The locking involved with maintaining the queue has a potentially large performance impact. How large this is, and if it exists at all, depends much on the configuration and actual use case. However, the queue is able to work on so-called “batches” when dequeueing data elements. With batches, multiple data elements are dequeued at once (with a single locking call). The queue dequeues all available elements up to a configured upper limit (queue.dequeueBatchSize). It is important to note that the actual upper limit is dictated by availability. The queue engine will never wait for a batch to fill. So even if a high upper limit is configured, batches may consist of fewer elements, even just one, if there are no more elements waiting in the queue.

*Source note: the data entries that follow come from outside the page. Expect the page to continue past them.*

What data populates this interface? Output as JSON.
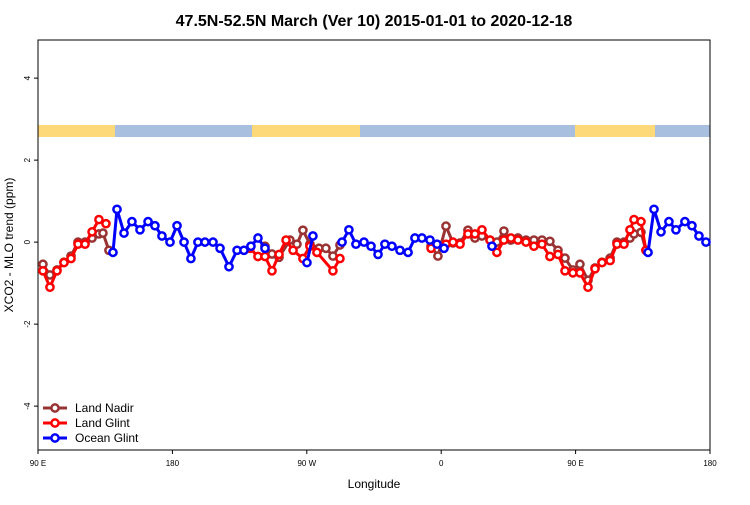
{
  "chart_data": {
    "type": "line",
    "title": "47.5N-52.5N March (Ver 10)   2015-01-01 to 2020-12-18",
    "x_label": "Longitude",
    "y_label": "XCO2 - MLO trend (ppm)",
    "xlim": [
      90,
      540
    ],
    "ylim": [
      -5.07,
      4.93
    ],
    "xticks": [
      {
        "value": 90,
        "label": "90 E"
      },
      {
        "value": 180,
        "label": "180"
      },
      {
        "value": 270,
        "label": "90 W"
      },
      {
        "value": 360,
        "label": "0"
      },
      {
        "value": 450,
        "label": "90 E"
      },
      {
        "value": 540,
        "label": "180"
      }
    ],
    "yticks": [
      -4,
      -2,
      0,
      2,
      4
    ],
    "legend": "bottom-left",
    "series": [
      {
        "name": "Land Nadir",
        "color": "#993333",
        "x": [
          93.3,
          98.0,
          102.7,
          107.4,
          112.1,
          116.8,
          121.5,
          126.2,
          130.8,
          133.5,
          137.5,
          190,
          242.0,
          246.7,
          251.4,
          258.7,
          263.4,
          267.4,
          272.1,
          278.2,
          282.8,
          287.5,
          292.2,
          320,
          353.2,
          357.8,
          363.2,
          367.9,
          372.6,
          377.9,
          382.6,
          387.3,
          392.7,
          397.3,
          402.0,
          406.7,
          411.4,
          416.8,
          422.1,
          427.5,
          432.8,
          438.2,
          442.9,
          448.2,
          452.9,
          458.3,
          463.0,
          467.7,
          473.1,
          477.7,
          482.4,
          486.4,
          489.1,
          493.8,
          497.1
        ],
        "values": [
          -0.54,
          -0.8,
          -0.68,
          -0.49,
          -0.34,
          0,
          0,
          0.1,
          0.2,
          0.22,
          -0.2,
          null,
          -0.1,
          -0.29,
          -0.37,
          0.05,
          -0.05,
          0.29,
          -0.05,
          -0.15,
          -0.15,
          -0.34,
          -0.07,
          null,
          -0.1,
          -0.34,
          0.39,
          -0.02,
          -0.02,
          0.29,
          0.1,
          0.15,
          0.05,
          0,
          0.27,
          0.05,
          0.1,
          0.05,
          0.05,
          0.05,
          0.02,
          -0.2,
          -0.39,
          -0.68,
          -0.54,
          -0.93,
          -0.63,
          -0.49,
          -0.39,
          0,
          0,
          0.1,
          0.2,
          0.24,
          -0.2
        ]
      },
      {
        "name": "Land Glint",
        "color": "#ff0000",
        "x": [
          93.3,
          98.0,
          102.7,
          107.4,
          112.1,
          116.8,
          121.5,
          126.2,
          130.8,
          135.5,
          185,
          232.0,
          237.3,
          242.0,
          246.7,
          251.4,
          256.1,
          260.8,
          267.4,
          272.1,
          276.8,
          287.5,
          292.2,
          320,
          353.2,
          363.2,
          367.9,
          372.6,
          377.9,
          382.6,
          387.3,
          392.7,
          397.3,
          402.0,
          406.7,
          411.4,
          416.8,
          422.1,
          427.5,
          432.8,
          438.2,
          442.9,
          448.2,
          452.9,
          458.3,
          463.0,
          467.7,
          473.1,
          477.7,
          482.4,
          486.4,
          489.1,
          493.8,
          497.1
        ],
        "values": [
          -0.7,
          -1.1,
          -0.7,
          -0.5,
          -0.4,
          -0.05,
          -0.05,
          0.25,
          0.55,
          0.45,
          null,
          -0.15,
          -0.35,
          -0.35,
          -0.7,
          -0.3,
          0.05,
          -0.2,
          -0.4,
          -0.1,
          -0.25,
          -0.7,
          -0.4,
          null,
          -0.15,
          -0.05,
          0,
          -0.05,
          0.2,
          0.2,
          0.3,
          0.05,
          -0.25,
          0.05,
          0.1,
          0.05,
          0,
          -0.1,
          -0.05,
          -0.35,
          -0.3,
          -0.7,
          -0.75,
          -0.75,
          -1.1,
          -0.65,
          -0.5,
          -0.45,
          -0.05,
          -0.05,
          0.3,
          0.55,
          0.5,
          -0.2
        ]
      },
      {
        "name": "Ocean Glint",
        "color": "#0000ff",
        "x": [
          140.2,
          142.9,
          147.6,
          152.9,
          158.3,
          163.7,
          168.3,
          173.0,
          178.4,
          183.1,
          187.8,
          192.4,
          197.1,
          201.8,
          207.2,
          211.9,
          217.9,
          223.3,
          227.9,
          232.6,
          237.3,
          242.0,
          256.1,
          270.1,
          274.1,
          284.2,
          293.6,
          298.2,
          302.9,
          308.3,
          313.0,
          317.7,
          322.3,
          327.0,
          332.4,
          337.8,
          342.4,
          347.1,
          352.5,
          357.2,
          361.9,
          379.3,
          394.0,
          446.2,
          498.5,
          502.5,
          507.2,
          512.5,
          517.2,
          523.2,
          527.9,
          532.6,
          537.3
        ],
        "values": [
          -0.25,
          0.8,
          0.22,
          0.5,
          0.3,
          0.5,
          0.4,
          0.15,
          0,
          0.4,
          0,
          -0.4,
          0,
          0,
          0,
          -0.15,
          -0.6,
          -0.2,
          -0.2,
          -0.1,
          0.1,
          -0.15,
          null,
          -0.5,
          0.15,
          null,
          0,
          0.3,
          -0.05,
          0,
          -0.1,
          -0.3,
          -0.05,
          -0.1,
          -0.2,
          -0.25,
          0.1,
          0.1,
          0.05,
          -0.05,
          -0.15,
          null,
          -0.1,
          null,
          -0.25,
          0.8,
          0.25,
          0.5,
          0.3,
          0.5,
          0.4,
          0.15,
          0
        ]
      }
    ]
  }
}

Batching can improve performance considerably. Note, however, that it affects the order in which messages are passed to the queue worker threads, as each worker now receives a batch of messages. Also, the larger the batch size and the higher the maximum number of permitted worker threads, the more main memory is needed. For a busy server, large batch sizes (around 1,000 or even more elements) may be useful. Please note that with batching, the main memory must hold queue.dequeueBatchSize * queue.workerThreads objects in memory (worst-case scenario), even if running in disk-only mode. So if you use the default 5 workers at the main message queue and set the batch size to 1,000, you need to be prepared that the main message queue holds up to 5,000 messages in main memory in addition to the configured queue size limits!

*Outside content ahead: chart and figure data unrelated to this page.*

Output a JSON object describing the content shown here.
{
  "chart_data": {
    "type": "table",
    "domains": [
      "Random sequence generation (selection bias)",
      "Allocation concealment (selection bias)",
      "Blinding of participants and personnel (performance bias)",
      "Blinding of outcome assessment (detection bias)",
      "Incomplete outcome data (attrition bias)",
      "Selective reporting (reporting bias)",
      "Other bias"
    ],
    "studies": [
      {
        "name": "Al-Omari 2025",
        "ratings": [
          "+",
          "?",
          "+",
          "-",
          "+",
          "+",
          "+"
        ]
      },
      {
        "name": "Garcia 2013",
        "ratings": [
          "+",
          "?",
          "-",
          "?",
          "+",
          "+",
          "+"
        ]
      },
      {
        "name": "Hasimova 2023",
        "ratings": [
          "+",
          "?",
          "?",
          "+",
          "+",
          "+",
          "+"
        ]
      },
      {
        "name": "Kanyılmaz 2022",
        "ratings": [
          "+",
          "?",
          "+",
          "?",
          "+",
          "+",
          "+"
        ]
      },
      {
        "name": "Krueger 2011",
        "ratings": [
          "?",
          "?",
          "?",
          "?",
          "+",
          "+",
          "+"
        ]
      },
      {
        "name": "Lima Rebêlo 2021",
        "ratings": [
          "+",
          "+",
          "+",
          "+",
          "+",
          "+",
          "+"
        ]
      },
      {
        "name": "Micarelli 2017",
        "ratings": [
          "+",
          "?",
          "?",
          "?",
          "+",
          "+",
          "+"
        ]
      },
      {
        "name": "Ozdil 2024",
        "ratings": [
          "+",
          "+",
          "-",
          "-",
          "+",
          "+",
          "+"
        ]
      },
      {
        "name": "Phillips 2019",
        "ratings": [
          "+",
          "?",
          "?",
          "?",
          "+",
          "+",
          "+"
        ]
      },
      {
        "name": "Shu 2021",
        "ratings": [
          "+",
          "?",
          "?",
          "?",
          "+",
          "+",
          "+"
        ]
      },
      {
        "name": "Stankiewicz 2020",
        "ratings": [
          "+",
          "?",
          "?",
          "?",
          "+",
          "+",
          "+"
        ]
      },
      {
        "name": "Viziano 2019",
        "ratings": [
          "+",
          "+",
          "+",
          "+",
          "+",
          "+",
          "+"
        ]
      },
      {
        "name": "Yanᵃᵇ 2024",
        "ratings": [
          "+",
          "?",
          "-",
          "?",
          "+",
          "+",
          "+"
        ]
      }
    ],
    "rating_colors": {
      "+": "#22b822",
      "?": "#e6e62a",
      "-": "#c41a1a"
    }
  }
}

The queue object’s default maximum batch size is eight, but there exists different defaults for the actual parts of rsyslog processing that utilize queues. So you need to check these object’s defaults.

Terminating Queues

Terminating a process sounds easy, but can be complex. Terminating a running queue is in fact the most complex operation a queue object can perform. You don’t see that from a user’s point of view, but its quite hard work for the developer to do everything in the right order.

The complexity arises when the queue has still data enqueued when it finishes. Rsyslog tries to preserve as much of it as possible. As a first measure, there is a regular queue time out (queue.timeoutshutdown, specified in milliseconds): the queue workers are given that time period to finish processing the queue.

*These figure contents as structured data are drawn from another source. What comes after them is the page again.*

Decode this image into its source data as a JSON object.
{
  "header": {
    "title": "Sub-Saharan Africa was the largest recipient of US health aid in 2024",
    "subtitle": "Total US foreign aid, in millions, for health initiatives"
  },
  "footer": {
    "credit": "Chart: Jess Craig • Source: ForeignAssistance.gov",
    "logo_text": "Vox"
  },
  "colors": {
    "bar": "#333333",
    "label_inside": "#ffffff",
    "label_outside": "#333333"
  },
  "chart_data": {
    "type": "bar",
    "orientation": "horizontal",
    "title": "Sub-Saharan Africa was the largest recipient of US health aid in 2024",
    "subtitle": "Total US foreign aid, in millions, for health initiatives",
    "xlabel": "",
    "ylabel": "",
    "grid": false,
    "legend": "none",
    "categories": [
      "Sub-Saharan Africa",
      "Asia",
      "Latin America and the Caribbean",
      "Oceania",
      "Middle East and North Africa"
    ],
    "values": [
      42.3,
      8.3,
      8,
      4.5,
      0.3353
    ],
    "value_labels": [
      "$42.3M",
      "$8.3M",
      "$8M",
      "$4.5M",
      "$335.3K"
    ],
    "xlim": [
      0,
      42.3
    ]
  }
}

If after that period there is still data in the queue, workers are instructed to finish the current data element and then terminate. This essentially means any other data is lost. There is another timeout (queue.timeoutActionCompletion, also specified in milliseconds) that specifies how long the workers have to finish the current element. If that timeout expires, any remaining workers are cancelled and the queue is brought down.

If you do not like to lose data on shutdown, the queue.saveOnShutdown parameter can be set to “on”. This requires either a disk or disk-assisted queue. If set, rsyslogd ensures that any queue elements are saved to disk before it terminates. This includes data elements that were being processed by workers that needed to be cancelled due to too-long processing. For a large queue, this operation may be lengthy. No timeout applies to a required shutdown save.

Conceptual model

  • Queues decouple producers and consumers so message flow continues even when downstream actions stall.

  • Each queue instance is typed (direct, memory, disk, disk-assisted) to trade throughput, latency, and durability.

  • Direct queues act as synchronous pass-through channels, enabling return-code propagation for backup actions.

  • Memory queues prioritize low latency and throughput, with LinkedList vs. FixedArray implementations balancing footprint and CPU cost.

  • Disk queues persist every element to chunked files, favoring durability over performance and bypassing in-memory buffering.

  • Disk-assisted queues layer a memory primary queue with a spillover disk queue, governed by high/low watermarks to avoid unnecessary writes.

  • Worker thread pools dequeue elements in batches, scaling concurrency based on backlog while respecting configured limits.

  • Flow control uses enqueue timeouts, discard watermarks, and optional rate limiting to bound resource use under pressure.

  • Shutdown sequencing uses timeouts and optional save-on-shutdown persistence to minimize data loss during termination.